Even if the Kardashian era as we knew it really is over, the Kardashians themselves were never going anywhere. All they have to do is turn a corner.
And turn a corner they have: Kim has bangs, Kendall actually served something, and Kourtney got married so hard that they made a TV show out of it. And Kylie Jenner, well, Kylie has fully rebranded as a cool girl.
This past summer has been a boom time for Kylie’s reputation, style-wise, and her star turn for Acne Studios’ FW23 denim campaign is the flashpoint moment.
The youngest modeling Jenner has quietly become a favorite of Fashion Twitter, a fickle and loosely defined collective that obsessively pores over runways, campaigns, and street style photos to select the season’s winning and losing brands, celebrities, and stylists.
Now, Kylie Jenner certainly didn’t singularly task her team with refurbishing her good name simply to impress relatively anonymous Twitter users alone — I guess we call them “X users” now? — but it’s worth recognizing that these folks are generally indicative of greater fashion inclinations.
And, yes, there is an entire cottage industry based around reshaping perceptions of otherwise ordinary celebs as aspirationally stylish individuals.

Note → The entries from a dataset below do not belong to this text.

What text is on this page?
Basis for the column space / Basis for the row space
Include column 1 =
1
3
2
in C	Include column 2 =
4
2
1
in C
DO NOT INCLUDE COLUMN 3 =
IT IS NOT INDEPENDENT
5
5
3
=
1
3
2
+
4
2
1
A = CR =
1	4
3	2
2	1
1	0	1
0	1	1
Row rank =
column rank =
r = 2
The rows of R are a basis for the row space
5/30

Effusive they may be, that these folks are recognizing Kylie’s transition from conventional supermodel to honest-to-god “cool girl” is proof that her rebrand is working.
The Acne Studios campaign isn’t sole evidence of Kylie’s repositioning, mind you, but it is her most observable crossover moment.
It’s a moment defined by provocative styling — “wet” hair, bare skin smudged with body paint — and the fact that it’s Kylie Jenner modeling for Acne Studios. Oh, and Kylie’s visible presence as a capital-S Supermodel, too.
That’s the thing. Kylie is one of the world’s most-recognized supermodels and is well-off enough that she’s free to be selective with her campaigns. This Acne campaign was a choice.
Acne Studios is an indie label that exists in a comfortable space outside of the conventional luxury space.
Acne has earned its reputation through solid product, a lengthy legacy, and an admirably honed vision that’s evolved over the years. It has proven itself consistent and its customers appreciate that.
Though Acne doesn’t typically court big-name influencers, they do wear its product of their own volition. It doesn’t need to work with a big name but there is something subversive in its willingness to do it anyways.
The Kylie/Acne crossover comes at a turning point for each party, where Kylie benefits from picking up on Acne’s independent spirit and Acne only gets more eyeballs for pulling a Jenner’s stamp of approval.
It helps that the imagery is also terribly strong.
So, the Acne campaign is the peak of Kylie Jenner as “cool girl” but she had to start somewhere.
For the past several months, Kylie’s been earning her IYKYK stripes, modeling for perpetually cool enfants terrible Jean Paul Gaultier and wearing covetable designer vintage in her free time.
Kylie and/or whoever’s helping guide her transformation has a keen eye, selecting some real insider-y bits from both proven designers like Yohji Yamamoto and upstarts like Dilara Fındıkoğlu.
It’s a neat trick affected by similarly wealthy young women like Hailey Bieber, Emily Ratajkowski, and Bella Hadid, who’ve all built a solid reputation as tastemakers due to their natty sense of off-duty style.
Kylie has been especially successful at translating her own street-style cred into reliably “cool” professional work. Again, it helps that she has the freedom to work only when, where, and with whom as she sees fit.
It’s tough enough to affect genuine coolness as someone who’s comfortably rich — the laissez faire attitude inherent to truly “cool” individuals is only ever demonstrated, never bought. Authenticity is everything.
Tall order for someone whose entire life is managed and polished by a team of professionals and even taller order for a member of America’s most-famous family.
That Kylie, who only a few years ago was arguably most famous for being a billionaire and then not actually being a billionaire but actually a mere multi-multimillionaire, is now considered by picky fashion people to be cool? A true feat of rebranding.